New gas–grain chemical models of quiescent dense interstellar clouds: the effects of H2 tunnelling reactions and cosmic ray induced desorption

Abstract

New models of the chemistry of dense interstellar clouds are presented in which both gas-phase and grain-surface chemistry occur. The dust-grain and gas temperatures are fixed at 10 K and the gas density n = n(H) + 2n(H₂) remains approximately at 2 × 10⁴ cm^–3 in these models, in order to represent the chemistry occurring in quiescent clouds. Our previous model has been improved in several substantial ways. The gas-phase network has been extended to 2671 reactions, mainly with the inclusion of recent results involving organo-sulphur reactions. The surface-chemistry network has been extended to 254 reactions. The most significant new surface reactions are exothermic processes of the general type X + H₂ → XH + H, where X is a molecule, and where a significant activation energy of uncertain magnitude exists.
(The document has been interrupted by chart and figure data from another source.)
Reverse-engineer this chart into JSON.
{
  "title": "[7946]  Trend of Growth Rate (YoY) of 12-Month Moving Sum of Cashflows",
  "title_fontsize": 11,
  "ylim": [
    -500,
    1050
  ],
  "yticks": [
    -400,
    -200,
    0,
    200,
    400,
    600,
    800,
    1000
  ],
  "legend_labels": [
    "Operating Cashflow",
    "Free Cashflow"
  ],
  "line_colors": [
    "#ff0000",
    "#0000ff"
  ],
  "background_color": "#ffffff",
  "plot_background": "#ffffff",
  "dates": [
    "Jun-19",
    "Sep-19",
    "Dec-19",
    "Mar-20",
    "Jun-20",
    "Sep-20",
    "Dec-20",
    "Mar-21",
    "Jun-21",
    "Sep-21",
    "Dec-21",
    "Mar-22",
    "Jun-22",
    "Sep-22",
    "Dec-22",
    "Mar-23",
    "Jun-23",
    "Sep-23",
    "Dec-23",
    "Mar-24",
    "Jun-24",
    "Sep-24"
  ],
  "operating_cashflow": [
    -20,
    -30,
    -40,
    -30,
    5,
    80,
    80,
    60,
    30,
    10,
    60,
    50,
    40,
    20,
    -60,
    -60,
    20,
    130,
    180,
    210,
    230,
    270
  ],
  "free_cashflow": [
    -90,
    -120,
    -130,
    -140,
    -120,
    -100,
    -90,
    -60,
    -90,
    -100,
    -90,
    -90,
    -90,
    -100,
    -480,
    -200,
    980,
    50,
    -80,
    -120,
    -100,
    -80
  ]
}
These reactions can occur at appreciable rates due to tunnelling if the activation energy barriers are sufficiently low. If they occur at appreciable rates, the reactions tend to quench complex molecule formation on dust particles. We have also developed simplified rate coefficients to represent cosmic ray induced desorption by impulsive heating of entire grains. Inclusion of this process in our models results in the preferential desorption of selected simple molecules from grain surfaces, but does not allow the desorption of complex organic molecules, which are bound more strongly to grain surfaces. Thus gas-phase observations of many interstellar molecules can still not be accounted for in our models at times later than ≈ 10⁶ yr.